Your partner opens with 1NT, strong, and your RHO doubles. What do you do?
The first thing you should do is find out what that double shows. It may be part of a convention and it may be for penalty. According to what they are doing, you better have methods that cater to all meanings.
IF THE DOUBLE IS ARTIFICIAL. Many players double 1NT to show a one-suited hand. The idea is that their partner will bid 2♣ and the doubler will then show his suit. Bidding after one of these artificial doubles is pretty easy. Just ignore it and use your normal bidding structure. Stayman, Jacoby, Texas, and other treatments work fine here.
IF THE DOUBLE IS PENALTY. When your RHO doubles 1NT for penalty, it is likely that you do not have much of a hand. You will seldom have enough points that you want to redouble and play it there. The majority of the time you will pass and partner will do whatever he feels like.
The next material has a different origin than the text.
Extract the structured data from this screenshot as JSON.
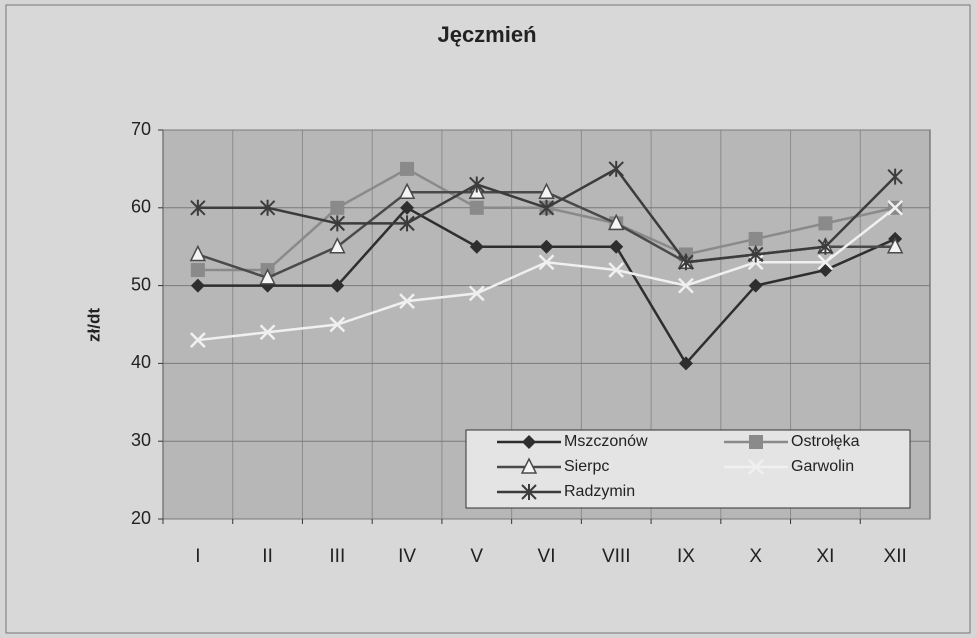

Usually he will pass but if he has a good suit and is worried about playing in 1NTX, he can run to his suit.
The kind of hand that you may wish to bid with will be weak, and you will want to find a home other than 1NT. Here are some hands to show you the issues.
In this issue, I will discuss what to do when they make a penalty double of 1NT and you have a weak hand with just one suit. In the following examples, North’s double is business, typically showing a good balanced hand but perhaps a good suit. They won’t tell you what they have so you have to look at your hand and make a decision.
RULE — If you have a weak hand with one suit, redouble. This instructs your partner to bid 2♣. Here, barring more bidding from the opponents, is how the bidding continues.
♥ 7 4 3
♦ 9 6 4
♣ Q 10 8 7 5 3
Pass. When you pass 2♣, you show that your hand is based on clubs and only clubs. You usually have five clubs but six is possible.
♠ 6 3
♥ 8 7 3
♦ J 10 9 6 3
♣ 10 4 2
Playing in diamonds rates to be an improvement on notrump. The way to play in diamonds is to redouble, forcing partner to bid clubs. You will then bid 2♦, which tells partner you want to play in diamonds and nowhere else.
♠ J 7 6 3
♥ 9 8 3
♦ Q 7
♣ 10 8 7 3
With a relatively balanced hand, you should pass and hope nothing terrible happens. This is not a good hand but it is better than some hands you might have.
♠ 10 8 7 3
♥ J 8 7 3 2
♣ J 10 4
Here you have a 5-4 hand, which means that playing in a suit rates to be best. How can you find your best contract? I will discuss that next week.
Remember this rare exception.
You asked partner to bid 2♣ and he bid 2♦. What’s up? In this case your partner is ignoring your instructions. The reason is that he has a good diamond suit that he wants to play in instead of hearing about your suit. If he does this, you usually pass and let him have it. Only if you have a higher-ranking six card suit to bid would you overrule your partner’s bid.
If you redouble and partner bids 2♣ and gets doubled there, you have a trick that you better never forget.
When 2♣ is doubled, you can use this trick to make sure your partner plays the hand.
- Pass. You have clubs.
- Redouble. Transfer to diamonds.
- 2♦. Transfer to hearts.
- 2♥. Transfer to spades.
You can see that there is zero room to forget this one. The cost for failure will be enormous. Use this at your own risk.